Data Warehouse Knowledge Base

The Data Model

A visual representation of the data platform model depicting the core model and metadata, described in detail below.

This diagram provides an overview of the structure and relationships within the Data Platform’s hierarchical data model. 

Each black dot connector represents a one-to-many relationship, where each item at a higher level can be associated with multiple items at the next level. For example, one Data Source Organization can be attached to many Data Source Documents. 

The diagram includes both core model and metadata entities, which are described below.

Core model: Data Sources and Data Collections

Data Sources

Data is attributed to both the Data Source Organization and Data Source Document entities: 

  • A Data Source Organization is an organization providing data. For example, FEWS NET or the Ministry of Agriculture - Kenya. 
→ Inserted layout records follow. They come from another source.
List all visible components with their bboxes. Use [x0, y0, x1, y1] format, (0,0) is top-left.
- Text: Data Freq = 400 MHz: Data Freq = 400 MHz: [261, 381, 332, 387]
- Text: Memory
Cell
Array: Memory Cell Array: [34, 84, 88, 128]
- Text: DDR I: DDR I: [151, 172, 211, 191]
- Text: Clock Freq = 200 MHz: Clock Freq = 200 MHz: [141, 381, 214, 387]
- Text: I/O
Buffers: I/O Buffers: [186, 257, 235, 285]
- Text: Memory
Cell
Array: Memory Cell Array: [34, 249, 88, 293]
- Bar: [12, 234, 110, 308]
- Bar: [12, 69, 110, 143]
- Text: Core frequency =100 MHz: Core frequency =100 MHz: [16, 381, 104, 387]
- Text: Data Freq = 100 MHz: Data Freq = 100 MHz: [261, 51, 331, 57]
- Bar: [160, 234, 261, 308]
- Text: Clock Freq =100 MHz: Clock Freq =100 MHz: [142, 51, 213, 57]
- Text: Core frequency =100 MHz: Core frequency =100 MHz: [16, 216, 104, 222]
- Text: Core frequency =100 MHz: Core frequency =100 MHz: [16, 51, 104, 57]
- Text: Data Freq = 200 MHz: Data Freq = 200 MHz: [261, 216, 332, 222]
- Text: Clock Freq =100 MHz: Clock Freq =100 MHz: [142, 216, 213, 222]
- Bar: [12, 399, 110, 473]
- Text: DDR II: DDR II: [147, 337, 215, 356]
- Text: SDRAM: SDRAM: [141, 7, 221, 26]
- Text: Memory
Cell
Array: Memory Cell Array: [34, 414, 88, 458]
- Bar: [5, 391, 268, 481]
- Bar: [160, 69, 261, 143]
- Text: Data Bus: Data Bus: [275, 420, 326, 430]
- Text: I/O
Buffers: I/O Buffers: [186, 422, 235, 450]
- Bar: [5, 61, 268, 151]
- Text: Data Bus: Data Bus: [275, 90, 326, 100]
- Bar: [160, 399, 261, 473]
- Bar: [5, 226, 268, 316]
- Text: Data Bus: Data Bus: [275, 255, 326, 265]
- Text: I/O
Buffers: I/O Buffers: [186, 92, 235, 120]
  • A Data Source Document specifies the source of data provided by a Data Source Organization matching a Document Type. For example, an Excel spreadsheet from the Ministry of Finance or a survey by FEWS NET staff. This allows you to distinguish between different kinds of data provided from the same Data Source Organization.

Data Collections

Each instance of data collected via a Data Source Document is a Data Collection.

A Data Collection may contain:

  • Data Collection Assets, such as a file or an external URL, and/or;

  • Data Points that are the values of one or more variables for a Data Series for a specific Data Collection Period. For example, a DataPoint could be the Price of a 90kg bag of Maize at Garissa Market for April 2013.

    • The Data Collection Period specifies the period for which Data Points are collected as specified by a Data Source Document. For example, a Data Source Document with data collected on a monthly schedule could have Data Collection Periods for January 2024, February 2024, March 2024, etc.

Permissions and visibility

Uploaded Data Collections are automatically assigned a Draft status. Data Collections must be updated to Submitted before any of its Data Points can be included in the Data Sets they belong to.

Once submitted, Data Collections must subsequently be Published to be visible to most users.

All the Data Points in the Data Collection must be published together. If any Data Points in the Data Collection are not complete or correct then the Data Collection should be given the status Under Review. Data Collections placed under review will be excluded from Data Sets. Once the corrections are made, it can be resubmitted and published. See Generic Data Management Processes for more information on the country-level data review process.

Users need to have specific permissions granted to view Data Collections that have a status of Draft, Submitted, or Under Review. See Users and Permissions for more details.

Data Series

Time series of Data Points with the same metadata make up Data Series. For example, a Data Series could be the Wholesale Price of a locally-produced 90kg bag of Maize in KES at Garissa Market.

Metadata

Data Source Metadata

The following Data Source metadata are used to specify the domain, usage policy, and collection schedule for a Data Source Document:

  • Topic: A broad topic, such as Markets & Trade, Nutrition, etc. used to categorize Document Types. For example, the domains MarketProduct, ExchangeRate, TradeFlowQuantity all belong to an overarching Topic called Markets & Trade.

  • Document Type: A type of data provided by Data Source Documents. For example, Market Product, Preliminary Crop Production Estimate, SMART, 30x30, etc.

    • In the Crop Production domain, the Document Type is used to distinguish between crop:preliminary and crop:final Data Source Documents with the same name.

  • Data Usage Policy: A policy specifying how the data provided by a Data Source Document may be used. The application uses the Data Usage Policy to control user access to data. Regardless of whether the Data Source Document has a License specifying the full terms and conditions controlling the data, a Data Usage Policy must be set.

  • Data Source Document Schedule: The Collection Schedule that a Data Source Document follows for a specific period, such as Weekly, Monthly, or Ad Hoc. Usually the period is open-ended, but the Collection Schedule can be changed in response to a crisis.

Data Series Metadata

The following metadata are used to specify the geographic area and indicator for a Data Series.

  • Geographic Unit: A geographic area or point such as a portion of a country or other region delineated for a specific purpose, such as an Administrative Unit (Province, District, County, etc.) or a Livelihood Zone or a Market.

  • Indicator Group: A collection of Indicators that measure a common dimension of a specified data domain, e.g. Morbidity, Mortality, Stunting.

  • Indicator: An Indicator tracked by a Data Series.